Boreas - north wind, Not - south, Evr - east, Zephyr - west.
The sea goddess saw Odysseus in such danger Levkoteya. She took off under the guise of diving out of the sea, sat on Odysseus' raft and assumed her real image. Turning to him, Leucothea commanded him to take off his clothes, throw himself off the raft into the sea and swim to the shore. The goddess gave Odysseus a wonderful veil that was supposed to save him. Having said that, she took the form of a diving Leucothea and flew away. Odysseus, however, did not dare to leave the raft. But then the god Poseidon erected a huge wolf like a mountain and brought it down on Odysseus' raft. As a gust of wind blows a pile of straw in all directions, so the wave scattered the logs of the raft. Odysseus barely had time to grab one of the logs and sit on it. He quickly tore off his clothes, tied himself with a blanket of Leucothea, threw himself into the sea and swam to the island. Poseidon saw this and exclaimed:
- Well, now you've had enough! Now swim through the stormy sea until someone saves you. Will you be pleased with me now!
So exclaiming, Poseidon drove his horses to his underwater palace. Pallas Athena came to the aid of Odysseus. She forbade all winds to blow, except Boreas, and began to calm the raging sea.
For two days Odysseus rode on a stormy sea. Only on the third day the sea calmed down. From the top of the wave, Odysseus saw land not far away and was terribly glad. But when he was already swimming to the shore, he heard the sound of the surf.

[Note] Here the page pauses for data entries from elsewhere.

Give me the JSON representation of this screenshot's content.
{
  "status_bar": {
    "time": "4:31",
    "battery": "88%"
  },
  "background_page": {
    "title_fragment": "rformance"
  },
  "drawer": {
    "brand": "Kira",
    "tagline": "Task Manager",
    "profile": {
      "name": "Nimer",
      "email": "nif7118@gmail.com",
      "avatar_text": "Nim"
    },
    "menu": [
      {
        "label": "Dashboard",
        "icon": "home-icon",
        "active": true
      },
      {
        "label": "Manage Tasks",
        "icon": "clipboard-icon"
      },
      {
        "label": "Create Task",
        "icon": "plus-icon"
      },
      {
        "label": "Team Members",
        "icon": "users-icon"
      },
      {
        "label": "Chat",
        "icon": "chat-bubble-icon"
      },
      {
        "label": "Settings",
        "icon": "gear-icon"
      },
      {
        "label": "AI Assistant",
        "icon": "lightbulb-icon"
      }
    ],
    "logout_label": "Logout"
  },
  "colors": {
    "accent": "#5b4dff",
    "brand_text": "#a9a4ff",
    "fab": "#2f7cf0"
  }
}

Waves roared between coastal cliffs and underwater rocks. The death of Odysseus would have been inevitable, he would have been smashed against the cliffs, but Pallas Athena helped him here too. Odysseus managed to grab onto the rock, and the wave, receding, forcefully tore him off the rock and carried him out to sea. Now Odysseus swam along the shore and began to look for a place where he could swim ashore. Finally, he saw the mouth of the river. Odysseus prayed to the god of the river for help. God heard him, stopped his current and helped Odysseus to reach the shore. A mighty hero came ashore, but the long voyage so exhausted him that he fell senseless to the ground. Odysseus came to himself with difficulty. He took off the blanket of Leucothea and, without turning around, threw it into the water. The veil quickly floated and returned to the hands of the goddess. Odysseus, on the other hand, found two thickly overgrown olives, under which there was a pile of dry leaves. He buried himself in the leaves to protect himself from the night cold, and the goddess Athena plunged him into a deep sleep.